Ormanda Bir Balkon – Julien Gracq

Fransız yazar Julien Gracq’in 1939 yılında İkinci Dünya Savaşı’nın kızışmasından hemen önce, Belçika sınırındaki bir koruganda üç askeri ile birlikte görevli olan bir teğmenin yaşadıklarını anlattığı romanı. Diyalogların az olduğu, adeta bir kameranın filmde hep sadece bir karakterin peşinde dolaşması gibi yazarın da teğmeni takip ettiği ve zengin dili ile dikkat çeken bir kitap bu. Büyük bir bölümünde savaşı beklerken yaşananları anlatan roman, son bölümlerinde kısaca, dört karakterin ama özellikle teğmenin savaş ile yüz yüze gelmesini etkileyici bir dil ile aktarıyor. Olay örgüsünden çok, bir ruh halinin tasvirinin öne çıktığı kitap koruganın yer aldığı ormanı da adeta bir karakter gibi kullanıyor ve çok zengin betimlemelerle benzersiz bir resim çiziyor okuyana. Benzetmelerle dolu tasvirlerinde uzun cümlelerden kaçınmayan yazar sık sık bir rüya halini anlatır gibi bir üslûp benimsemiş ve zaman zaman dönüp, okuduğunuz bir cümleyi tekrar okuma gereği hissettirecek kadar ileri gitmiş benzetmelerinde. Bunu olumsuz bir tespit olarak söylemiyorum kesinlikle. Aksine dilin zenginliği ve tasvirler üzerinden karşımıza getirilen teğmenin ve ormanın ruh hali gerçekten çok etkileyici. Dolayısı ile bu tekrar okuma gereği bir keyfi yeniden yaşama arzusunun sonucu olarak çıkıyor ortaya çoğunlukla. “Çabucak değil, küçük küçük adımlarla, fark edilmeden gelip yerleşen, yöreyi kötü bir mevsimin toprağı teslim alması gibi teslim alan” savaşı bekleyen teğmenin son bölümlerine kadar “bir şey olmayan” hikâyesi yazarın güçlü kalemi ile gerçekten okunmayı hak ediyor bu nedenle.
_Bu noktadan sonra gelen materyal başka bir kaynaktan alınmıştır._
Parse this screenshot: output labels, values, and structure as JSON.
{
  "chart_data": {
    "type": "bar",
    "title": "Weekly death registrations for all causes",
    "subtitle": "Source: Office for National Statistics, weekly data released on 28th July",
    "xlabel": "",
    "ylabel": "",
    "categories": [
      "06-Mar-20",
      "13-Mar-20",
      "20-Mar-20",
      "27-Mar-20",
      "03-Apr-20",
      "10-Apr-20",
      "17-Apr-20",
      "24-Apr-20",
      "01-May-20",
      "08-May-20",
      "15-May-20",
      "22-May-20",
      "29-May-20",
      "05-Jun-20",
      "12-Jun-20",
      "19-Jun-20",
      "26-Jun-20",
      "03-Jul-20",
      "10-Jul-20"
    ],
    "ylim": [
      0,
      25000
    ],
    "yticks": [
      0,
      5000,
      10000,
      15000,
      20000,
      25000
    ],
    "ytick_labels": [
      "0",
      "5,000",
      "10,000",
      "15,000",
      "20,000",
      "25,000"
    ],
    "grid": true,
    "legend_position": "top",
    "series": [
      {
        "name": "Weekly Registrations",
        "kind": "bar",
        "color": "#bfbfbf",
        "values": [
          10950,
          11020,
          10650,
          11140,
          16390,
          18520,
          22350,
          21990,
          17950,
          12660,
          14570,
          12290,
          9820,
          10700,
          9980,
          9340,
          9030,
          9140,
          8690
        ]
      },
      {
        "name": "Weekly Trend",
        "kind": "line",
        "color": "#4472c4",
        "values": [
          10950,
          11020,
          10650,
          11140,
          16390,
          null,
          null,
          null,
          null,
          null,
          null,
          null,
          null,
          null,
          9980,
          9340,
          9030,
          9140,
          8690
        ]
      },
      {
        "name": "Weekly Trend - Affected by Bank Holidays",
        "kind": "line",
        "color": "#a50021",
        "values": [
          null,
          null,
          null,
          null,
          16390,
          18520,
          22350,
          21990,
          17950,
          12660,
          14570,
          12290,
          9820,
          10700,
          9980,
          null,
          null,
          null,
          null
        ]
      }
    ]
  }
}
Teğmenin bir genç kızla ilk kez karşılaştığı bölüm ve özellikle de olaysız geçen ve sonu kızın evinde biten bir gece devriyesinin anlatıldığı bölüm soluksuz okunacak güzellikte. Kahramanının “dünyanın sevecen duygularla dolup taşarak kendisine doğru geldiğini hissetmesi”nden “sanki toprakta, kokmaya başlamış ceset üzerinde yürür gibi” hissettiği değişen ruh hallerine tanık olmak katıksız bir keyif kesinlikle. Anlatılanları o teğmen gerçekten yaşıyor mu, yoksa Julien Gracq savaşın korkunç gerçeklerinden uzaklaşıp düşsel bir ormanın içinde bir kaçış mı yaratıyor emin değilim ama her iki durum da eşit derecede doğru sanırım. Savaşta kendisi de esir düşmüş olan Gracq’ın bu romanının 1978 yılında Fransız yönetmen Michel Mitrani tarafından sinemaya aktarıldığını da belirtelim son bir cümle olarak.

(Not: Romanda ünvanı teğmen olarak verilen askerin, arka kapaktaki tanıtım yazısında yüzbaşı olduğunun yazılması bir hata olsa gerek ama romanın adındaki balkon ifadesinin ki orijinali de bu şekilde romanda sürekli çatı olarak yazılması hayli ilginç.)